Monday, Jul. 04, 1977

Savaging a Comrade

If Leonid Brezhnev in Paris grumbled about the U.S., that was nothing compared with the tongue-lashing administered by the Kremlin to fellow Communists in Western Europe. An unsigned 5,000-word article in New Times --a Soviet weekly devoted primarily to foreign affairs--savaged Spanish Communist Party Leader Santiago Carrillo with the kind of language normally reserved for the Chinese. He was charged with advocating "crude anti-Sovietism," making "slanderous allegations" and taking "unsavory positions."

Santiago Carrillo is probably Western Europe's most independent-minded Communist. He has, for example, openly condemned the 1968 Soviet invasion of Czechoslovakia. Hence Moscow's attack on him did not come as a great surprise, although the force of it was. The target of the New Times article was Carrillo's new book. Eurocommunism and the State, a spirited advocacy of the Eurocommunist movement, which maintains that a Marxian society can be pluralistic and independent of Moscow.

One Communism. In what may be the first official recognition of the term Eurocommunism by Moscow's ideologues. New Times argues that the movement is an invention of "bourgeois theorists ... There is only one Communism--namely that whose foundations were laid by Marx, Engels and Lenin and whose principles are adhered to by the present-day [Soviet-led] Communist movement."

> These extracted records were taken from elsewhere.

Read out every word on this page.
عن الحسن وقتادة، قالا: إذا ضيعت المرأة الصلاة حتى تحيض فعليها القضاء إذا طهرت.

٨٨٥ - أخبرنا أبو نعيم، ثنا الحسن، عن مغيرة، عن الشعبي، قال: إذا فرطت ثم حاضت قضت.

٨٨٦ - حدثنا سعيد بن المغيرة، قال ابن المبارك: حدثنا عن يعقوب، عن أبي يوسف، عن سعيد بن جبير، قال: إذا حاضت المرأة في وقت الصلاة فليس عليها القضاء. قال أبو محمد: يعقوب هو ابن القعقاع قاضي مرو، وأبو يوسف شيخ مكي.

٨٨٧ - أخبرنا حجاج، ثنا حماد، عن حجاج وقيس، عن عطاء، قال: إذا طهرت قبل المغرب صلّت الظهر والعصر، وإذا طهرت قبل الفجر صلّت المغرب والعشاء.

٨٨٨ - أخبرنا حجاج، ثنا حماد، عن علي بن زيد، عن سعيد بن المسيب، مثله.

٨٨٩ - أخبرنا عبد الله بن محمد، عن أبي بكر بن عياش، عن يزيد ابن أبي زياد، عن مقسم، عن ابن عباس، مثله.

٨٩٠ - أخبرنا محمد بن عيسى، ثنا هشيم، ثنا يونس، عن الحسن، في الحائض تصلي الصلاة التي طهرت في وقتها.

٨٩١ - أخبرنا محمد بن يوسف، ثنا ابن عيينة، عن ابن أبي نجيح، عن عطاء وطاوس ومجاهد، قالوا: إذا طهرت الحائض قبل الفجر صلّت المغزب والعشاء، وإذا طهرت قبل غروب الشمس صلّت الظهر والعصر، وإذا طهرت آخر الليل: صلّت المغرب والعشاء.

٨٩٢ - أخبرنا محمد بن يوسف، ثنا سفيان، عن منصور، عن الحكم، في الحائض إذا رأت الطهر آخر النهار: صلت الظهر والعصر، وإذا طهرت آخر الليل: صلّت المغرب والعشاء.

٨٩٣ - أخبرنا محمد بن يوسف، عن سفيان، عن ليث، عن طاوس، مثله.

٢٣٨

Spain's Communist leaders remained unruffled. For one thing, such attacks from Moscow seem to confirm Carrillo's independence and could thus increase his party's popularity among Spanish voters. For another, as Party Spokesman Angel Mullor explained, the article "has not surprised us in any way. What is lamentable is that it shows the inability of its authors [to discuss] these themes without prejudice and obstinate dogma."